Der Verwaltungsgerichtshof hat durch den Vorsitzenden Senatspräsident Dr. Zeizinger und die Hofräte Dr. Rigler, Dr. Handstanger, Dr. Enzenhofer und Dr. Strohmayer als Richter, im Beisein der Schriftführerin Mag. Ströbl, über die Beschwerde des O B, geboren 1971, vertreten durch Mag. Nikolaus Rast, Rechtsanwalt in 1010 Wien, Schmerlingplatz 3, gegen den Bescheid der Bundesministerin für Inneres vom 15. Februar 2005, Zl. 140.232/3- III/4/04, betreffend Versagung einer Niederlassungsbewilligung, zu Recht erkannt:

Normen

AuslBG §12 Abs3;
AuslBG §12 Abs5;
AuslBG §12 Abs7;
AuslBG §12;
AuslBG §2 Abs5;
FrG 1997 §18 Abs1 Z1;
FrG 1997 §89 Abs1a;
VwGG §42 Abs2 Z1;
VwRallg;
AuslBG §12 Abs3;
AuslBG §12 Abs5;
AuslBG §12 Abs7;
AuslBG §12;
AuslBG §2 Abs5;
FrG 1997 §18 Abs1 Z1;
FrG 1997 §89 Abs1a;
VwGG §42 Abs2 Z1;
VwRallg;

 

Spruch:

Der angefochtene Bescheid wird wegen Rechtswidrigkeit seines Inhalts aufgehoben.

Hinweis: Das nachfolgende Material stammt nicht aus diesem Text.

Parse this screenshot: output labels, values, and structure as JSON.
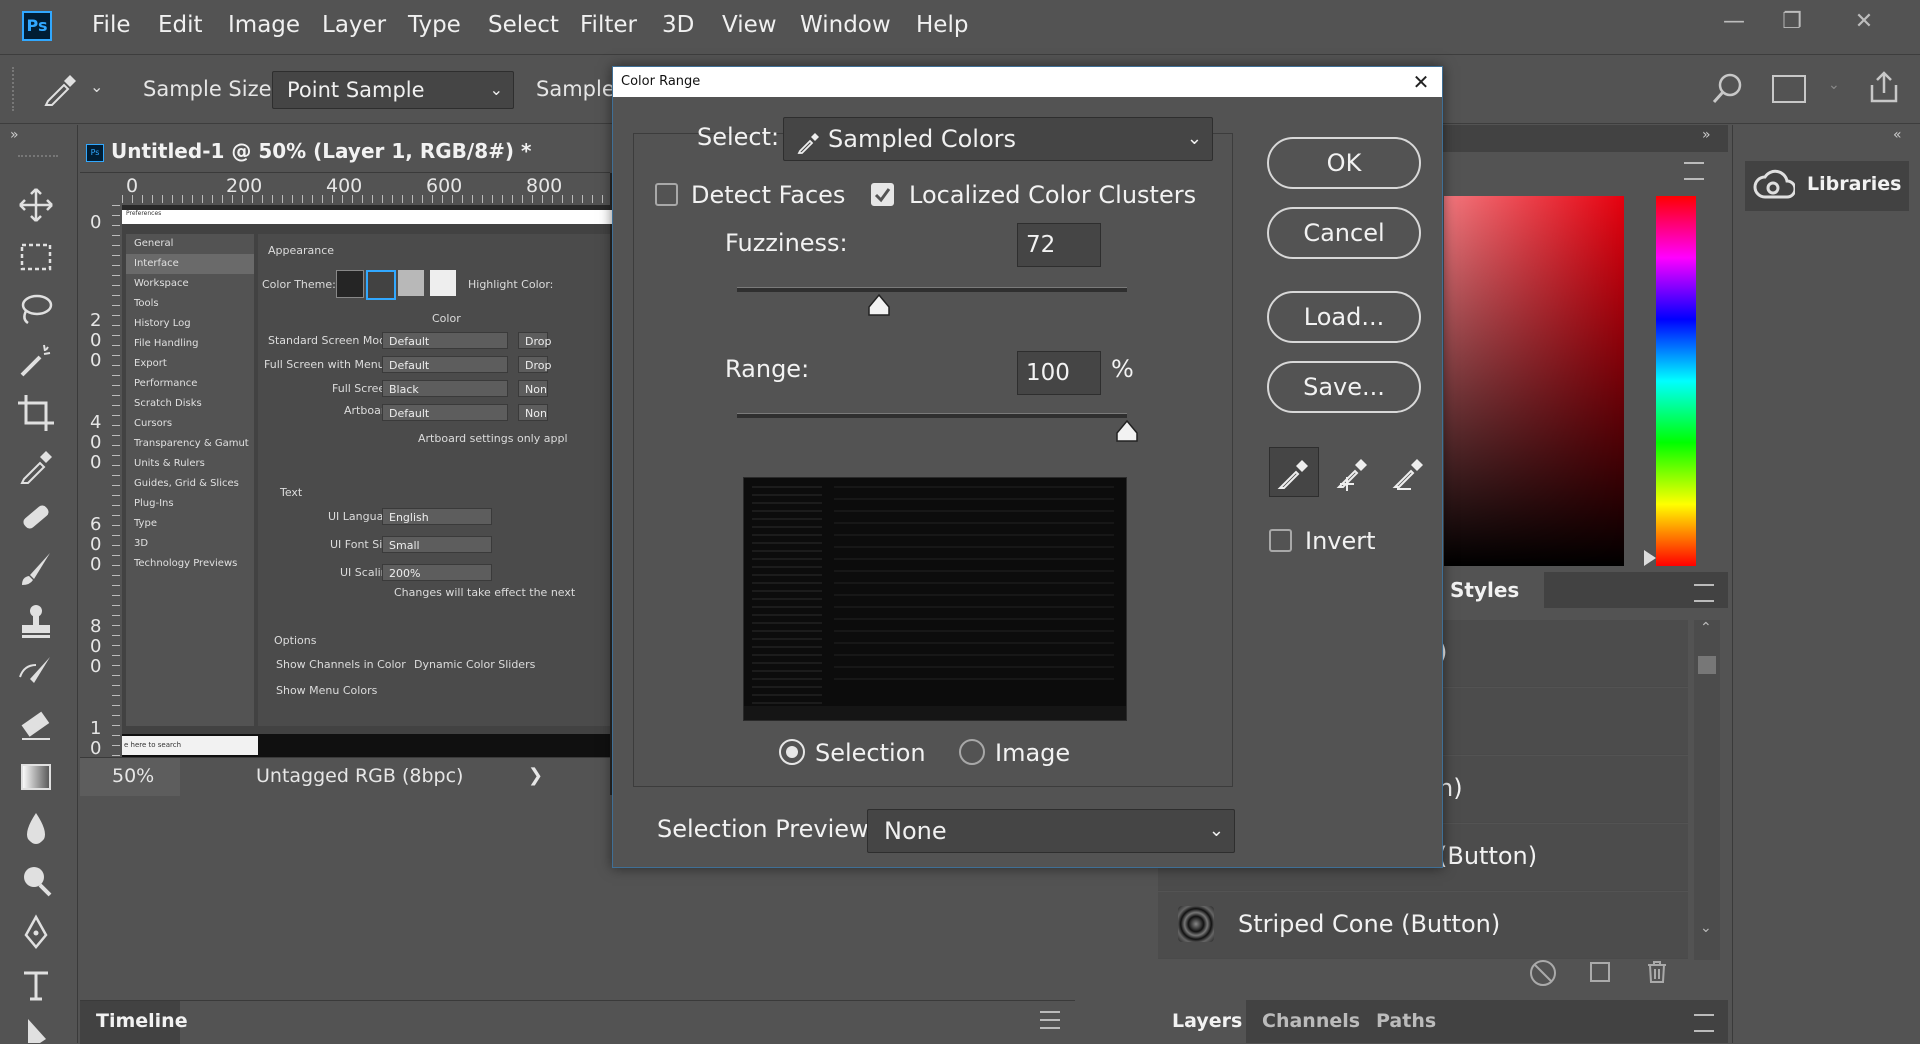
{
  "menubar": {
    "app_logo": "Ps",
    "items": [
      "File",
      "Edit",
      "Image",
      "Layer",
      "Type",
      "Select",
      "Filter",
      "3D",
      "View",
      "Window",
      "Help"
    ]
  },
  "options_bar": {
    "sample_size_label": "Sample Size:",
    "sample_size_value": "Point Sample",
    "sample_label": "Sample:"
  },
  "document": {
    "tab_title": "Untitled-1 @ 50% (Layer 1, RGB/8#) *",
    "ruler_top": [
      "0",
      "200",
      "400",
      "600",
      "800"
    ],
    "ruler_left": [
      "0",
      "2\n0\n0",
      "4\n0\n0",
      "6\n0\n0",
      "8\n0\n0",
      "1\n0"
    ],
    "zoom": "50%",
    "color_profile": "Untagged RGB (8bpc)",
    "status_arrow": "❯"
  },
  "canvas_prefs": {
    "title": "Preferences",
    "sidebar": [
      "General",
      "Interface",
      "Workspace",
      "Tools",
      "History Log",
      "File Handling",
      "Export",
      "Performance",
      "Scratch Disks",
      "Cursors",
      "Transparency & Gamut",
      "Units & Rulers",
      "Guides, Grid & Slices",
      "Plug-Ins",
      "Type",
      "3D",
      "Technology Previews"
    ],
    "appearance": "Appearance",
    "color_theme": "Color Theme:",
    "highlight_color": "Highlight Color:",
    "color": "Color",
    "standard_screen_mode": "Standard Screen Mode:",
    "full_screen_menus": "Full Screen with Menus:",
    "full_screen": "Full Screen:",
    "artboards": "Artboards:",
    "dd_default": "Default",
    "dd_black": "Black",
    "drop1": "Drop",
    "drop2": "Drop",
    "none1": "Non",
    "none2": "Non",
    "artboard_info": "Artboard settings only appl",
    "text_section": "Text",
    "ui_language": "UI Language:",
    "ui_language_val": "English",
    "ui_font_size": "UI Font Size:",
    "ui_font_size_val": "Small",
    "ui_scaling": "UI Scaling:",
    "ui_scaling_val": "200%",
    "changes_info": "Changes will take effect the next",
    "options": "Options",
    "show_channels": "Show Channels in Color",
    "dynamic_sliders": "Dynamic Color Sliders",
    "show_menu_colors": "Show Menu Colors",
    "taskbar_search": "e here to search"
  },
  "timeline": {
    "label": "Timeline"
  },
  "right_panels": {
    "styles_tab": "Styles",
    "style_rows": [
      ")",
      "",
      "n)",
      "(Button)",
      "Striped Cone (Button)"
    ],
    "layers_tabs": [
      "Layers",
      "Channels",
      "Paths"
    ],
    "libraries": "Libraries"
  },
  "dialog": {
    "title": "Color Range",
    "select_label": "Select:",
    "select_value": "Sampled Colors",
    "detect_faces": "Detect Faces",
    "detect_faces_checked": false,
    "localized_clusters": "Localized Color Clusters",
    "localized_clusters_checked": true,
    "fuzziness_label": "Fuzziness:",
    "fuzziness_value": "72",
    "range_label": "Range:",
    "range_value": "100",
    "range_unit": "%",
    "selection_radio": "Selection",
    "image_radio": "Image",
    "selection_preview_label": "Selection Preview:",
    "selection_preview_value": "None",
    "ok": "OK",
    "cancel": "Cancel",
    "load": "Load...",
    "save": "Save...",
    "invert": "Invert",
    "invert_checked": false
  },
  "colors": {
    "ui_bg": "#535353",
    "dark_bg": "#282828",
    "accent": "#31a8ff"
  }
}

Der Bund hat dem Beschwerdeführer Aufwendungen in der Höhe von EUR 1.088,-- binnen zwei Wochen bei sonstiger Exekution zu ersetzen.

Begründung

I.

1. Mit dem im Instanzenzug ergangenen Bescheid der Bundesministerin für Inneres (der belangten Behörde) vom 15. Februar 2005 wurde der Antrag des Beschwerdeführers, eines nigerianischen Staatsangehörigen, vom 19. September 2003 auf Erteilung einer Niederlassungsbewilligung gemäß §§ 13 Abs. 2, 12 Abs. 3 und 18 Abs. 1 Fremdengesetz 1997 - FrG, BGBl. I Nr. 75, iVm § 2 Abs. 5 Ausländerbeschäftigungsgesetz - AuslBG, BGBl. Nr. 218/1975, abgewiesen.

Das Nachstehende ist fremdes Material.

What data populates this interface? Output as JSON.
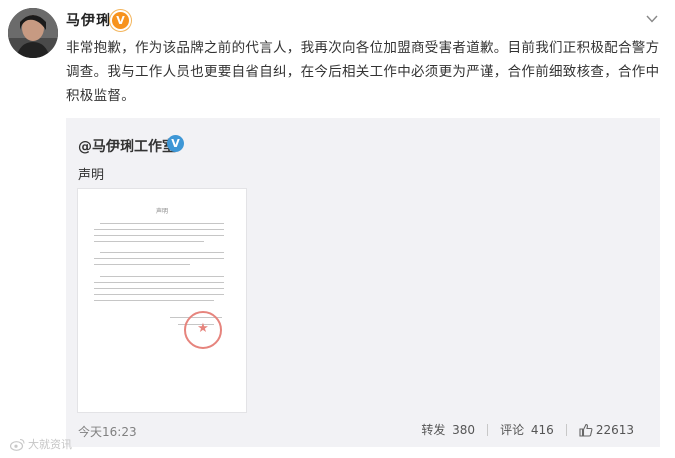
{
  "post": {
    "username": "马伊琍",
    "badge_label": "V",
    "text": "非常抱歉，作为该品牌之前的代言人，我再次向各位加盟商受害者道歉。目前我们正积极配合警方调查。我与工作人员也更要自省自纠，在今后相关工作中必须更为严谨，合作前细致核查，合作中积极监督。"
  },
  "repost": {
    "author": "@马伊琍工作室",
    "badge_label": "V",
    "text": "声明",
    "document": {
      "title": "声明",
      "stamp_symbol": "★"
    },
    "time": "今天16:23",
    "actions": {
      "repost_label": "转发",
      "repost_count": "380",
      "comment_label": "评论",
      "comment_count": "416",
      "like_count": "22613"
    }
  },
  "watermark": {
    "text": "大就资讯"
  },
  "icons": {
    "avatar": "avatar",
    "more": "chevron-down-icon",
    "like": "thumbs-up-icon",
    "watermark": "weibo-logo-icon",
    "stamp": "official-seal-icon"
  },
  "colors": {
    "orange_badge": "#f7931e",
    "blue_badge": "#3e97d6",
    "repost_bg": "#f2f2f5",
    "stamp_red": "#e6847d"
  }
}
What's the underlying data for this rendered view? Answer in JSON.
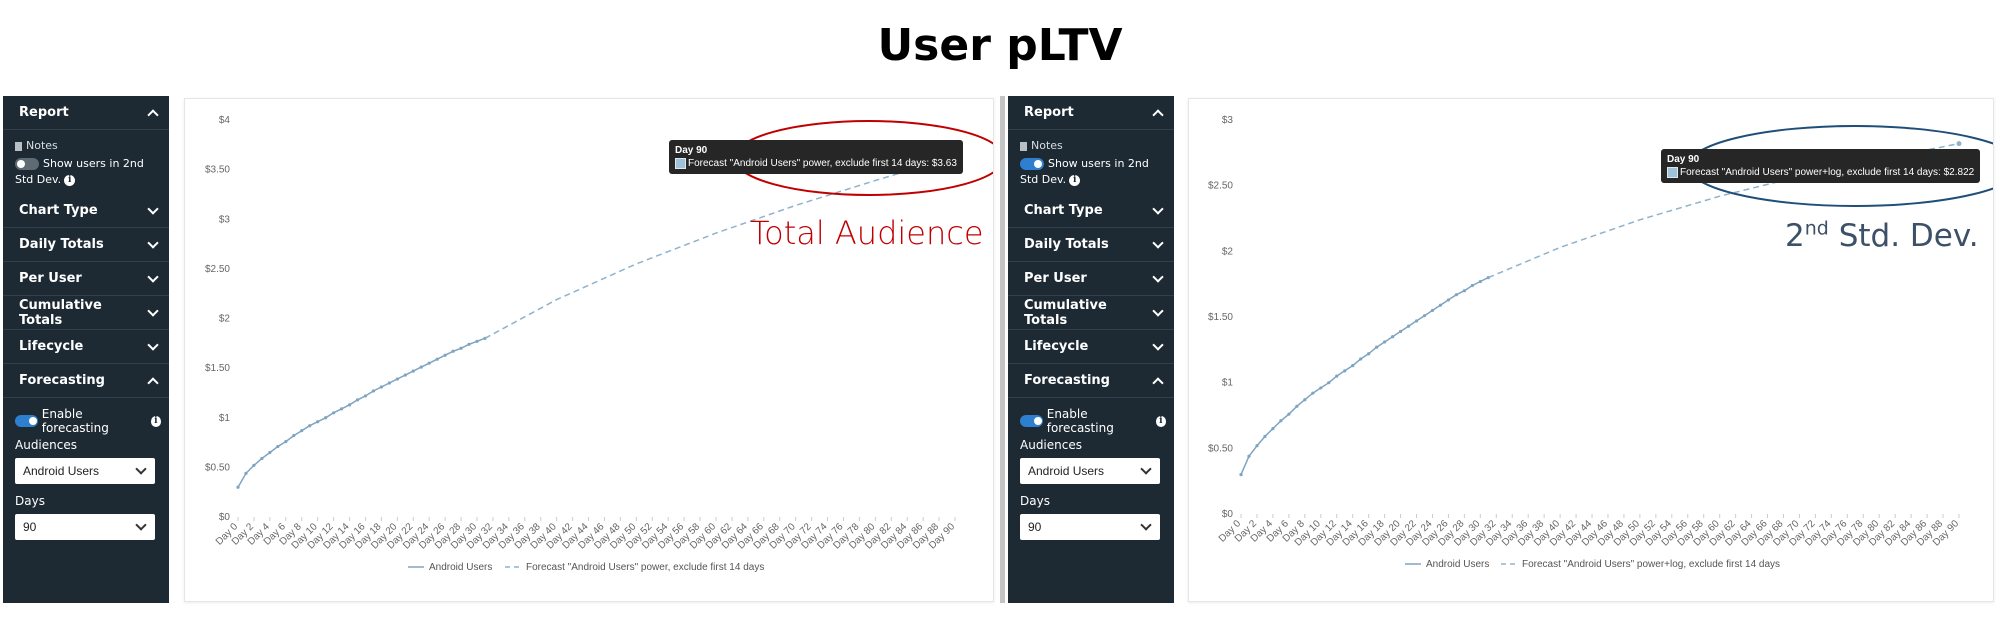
{
  "page_title": "User pLTV",
  "colors": {
    "sidebar_bg": "#1e2a33",
    "forecast_line": "#8eb3cc",
    "actual_line": "#7ea4c0",
    "red_annotation": "#c00000",
    "blue_annotation": "#1f4e79"
  },
  "sidebar": {
    "report_label": "Report",
    "notes_label": "Notes",
    "show_users_label": "Show users in 2nd Std Dev.",
    "sections": [
      "Chart Type",
      "Daily Totals",
      "Per User",
      "Cumulative Totals",
      "Lifecycle"
    ],
    "forecasting_label": "Forecasting",
    "enable_forecasting_label": "Enable forecasting",
    "audiences_label": "Audiences",
    "audiences_value": "Android Users",
    "days_label": "Days",
    "days_value": "90"
  },
  "annotations": {
    "total_audience": "Total Audience",
    "std_dev_number": "2",
    "std_dev_suffix": "nd",
    "std_dev_text": " Std. Dev."
  },
  "charts": {
    "left": {
      "tooltip_title": "Day 90",
      "tooltip_text": "Forecast \"Android Users\" power, exclude first 14 days: $3.63",
      "legend_actual": "Android Users",
      "legend_forecast": "Forecast \"Android Users\" power, exclude first 14 days"
    },
    "right": {
      "tooltip_title": "Day 90",
      "tooltip_text": "Forecast \"Android Users\" power+log, exclude first 14 days: $2.822",
      "legend_actual": "Android Users",
      "legend_forecast": "Forecast \"Android Users\" power+log, exclude first 14 days"
    }
  },
  "chart_data": [
    {
      "type": "line",
      "title": "",
      "x_ticks": [
        "Day 0",
        "Day 2",
        "Day 4",
        "Day 6",
        "Day 8",
        "Day 10",
        "Day 12",
        "Day 14",
        "Day 16",
        "Day 18",
        "Day 20",
        "Day 22",
        "Day 24",
        "Day 26",
        "Day 28",
        "Day 30",
        "Day 32",
        "Day 34",
        "Day 36",
        "Day 38",
        "Day 40",
        "Day 42",
        "Day 44",
        "Day 46",
        "Day 48",
        "Day 50",
        "Day 52",
        "Day 54",
        "Day 56",
        "Day 58",
        "Day 60",
        "Day 62",
        "Day 64",
        "Day 66",
        "Day 68",
        "Day 70",
        "Day 72",
        "Day 74",
        "Day 76",
        "Day 78",
        "Day 80",
        "Day 82",
        "Day 84",
        "Day 86",
        "Day 88",
        "Day 90"
      ],
      "y_ticks": [
        "$0",
        "$0.50",
        "$1",
        "$1.50",
        "$2",
        "$2.50",
        "$3",
        "$3.50",
        "$4"
      ],
      "ylim": [
        0,
        4
      ],
      "xlim": [
        0,
        90
      ],
      "grid": false,
      "legend_position": "bottom",
      "series": [
        {
          "name": "Android Users",
          "style": "solid",
          "x": [
            0,
            1,
            2,
            3,
            4,
            5,
            6,
            7,
            8,
            9,
            10,
            11,
            12,
            13,
            14,
            15,
            16,
            17,
            18,
            19,
            20,
            21,
            22,
            23,
            24,
            25,
            26,
            27,
            28,
            29,
            30,
            31
          ],
          "values": [
            0.3,
            0.44,
            0.52,
            0.59,
            0.65,
            0.71,
            0.76,
            0.82,
            0.87,
            0.92,
            0.96,
            1.0,
            1.05,
            1.09,
            1.13,
            1.18,
            1.22,
            1.27,
            1.31,
            1.35,
            1.39,
            1.43,
            1.47,
            1.51,
            1.55,
            1.59,
            1.63,
            1.67,
            1.7,
            1.74,
            1.77,
            1.8
          ]
        },
        {
          "name": "Forecast \"Android Users\" power, exclude first 14 days",
          "style": "dashed",
          "x": [
            31,
            40,
            50,
            60,
            70,
            80,
            90
          ],
          "values": [
            1.8,
            2.19,
            2.55,
            2.86,
            3.14,
            3.39,
            3.63
          ]
        }
      ]
    },
    {
      "type": "line",
      "title": "",
      "x_ticks": [
        "Day 0",
        "Day 2",
        "Day 4",
        "Day 6",
        "Day 8",
        "Day 10",
        "Day 12",
        "Day 14",
        "Day 16",
        "Day 18",
        "Day 20",
        "Day 22",
        "Day 24",
        "Day 26",
        "Day 28",
        "Day 30",
        "Day 32",
        "Day 34",
        "Day 36",
        "Day 38",
        "Day 40",
        "Day 42",
        "Day 44",
        "Day 46",
        "Day 48",
        "Day 50",
        "Day 52",
        "Day 54",
        "Day 56",
        "Day 58",
        "Day 60",
        "Day 62",
        "Day 64",
        "Day 66",
        "Day 68",
        "Day 70",
        "Day 72",
        "Day 74",
        "Day 76",
        "Day 78",
        "Day 80",
        "Day 82",
        "Day 84",
        "Day 86",
        "Day 88",
        "Day 90"
      ],
      "y_ticks": [
        "$0",
        "$0.50",
        "$1",
        "$1.50",
        "$2",
        "$2.50",
        "$3"
      ],
      "ylim": [
        0,
        3
      ],
      "xlim": [
        0,
        90
      ],
      "grid": false,
      "legend_position": "bottom",
      "series": [
        {
          "name": "Android Users",
          "style": "solid",
          "x": [
            0,
            1,
            2,
            3,
            4,
            5,
            6,
            7,
            8,
            9,
            10,
            11,
            12,
            13,
            14,
            15,
            16,
            17,
            18,
            19,
            20,
            21,
            22,
            23,
            24,
            25,
            26,
            27,
            28,
            29,
            30,
            31
          ],
          "values": [
            0.3,
            0.44,
            0.52,
            0.59,
            0.65,
            0.71,
            0.76,
            0.82,
            0.87,
            0.92,
            0.96,
            1.0,
            1.05,
            1.09,
            1.13,
            1.18,
            1.22,
            1.27,
            1.31,
            1.35,
            1.39,
            1.43,
            1.47,
            1.51,
            1.55,
            1.59,
            1.63,
            1.67,
            1.7,
            1.74,
            1.77,
            1.8
          ]
        },
        {
          "name": "Forecast \"Android Users\" power+log, exclude first 14 days",
          "style": "dashed",
          "x": [
            31,
            40,
            50,
            60,
            70,
            80,
            90
          ],
          "values": [
            1.8,
            2.03,
            2.24,
            2.42,
            2.57,
            2.7,
            2.82
          ]
        }
      ]
    }
  ]
}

Seit der am 1. Jänner 2003 in Kraft getretenen Novellierung des FrG und des AuslBG mit BGBl. I Nr. 126/2002 komme der vom Beschwerdeführer angestrebte Wechsel von seiner bisherigen quotenfreien Niederlassungsbewilligung auf eine quotenpflichtige Niederlassungsbewilligung nur mehr dann in Betracht, wenn der Beschwerdeführer die Anforderungen einer Schlüsselkraft erfülle.

Gemäß § 2 Abs. 5 AuslBG sei für diese Stellung u. a. erforderlich, dass der Fremde eine monatliche Bruttoentlohnung von mindestens 60 % der Höchstbemessungsgrundlage gemäß § 108 Abs. 3 des Allgemeinen Sozialversicherungsgesetzes beziehe. Für das Jahr 2003 sei daher eine monatliche Bruttoentlohnung von etwa EUR 2.100,-- erforderlich. Der Beschwerdeführer sei seit Juli 2003 bei einem Versicherungsunternehmen als Kundenberater tätig. Mit den vorgelegten Unterlagen habe der Beschwerdeführer nicht bewiesen, aus dieser Tätigkeit ein EUR 2.100,-- brutto monatlich übersteigendes Einkommen zu beziehen. Der Antrag sei daher abzuweisen gewesen.

2. Gegen diesen Bescheid richtet sich die vorliegende Beschwerde mit dem Begehren, ihn wegen Rechtswidrigkeit seines Inhalts oder Rechtswidrigkeit infolge Verletzung von Verfahrensvorschriften aufzuheben.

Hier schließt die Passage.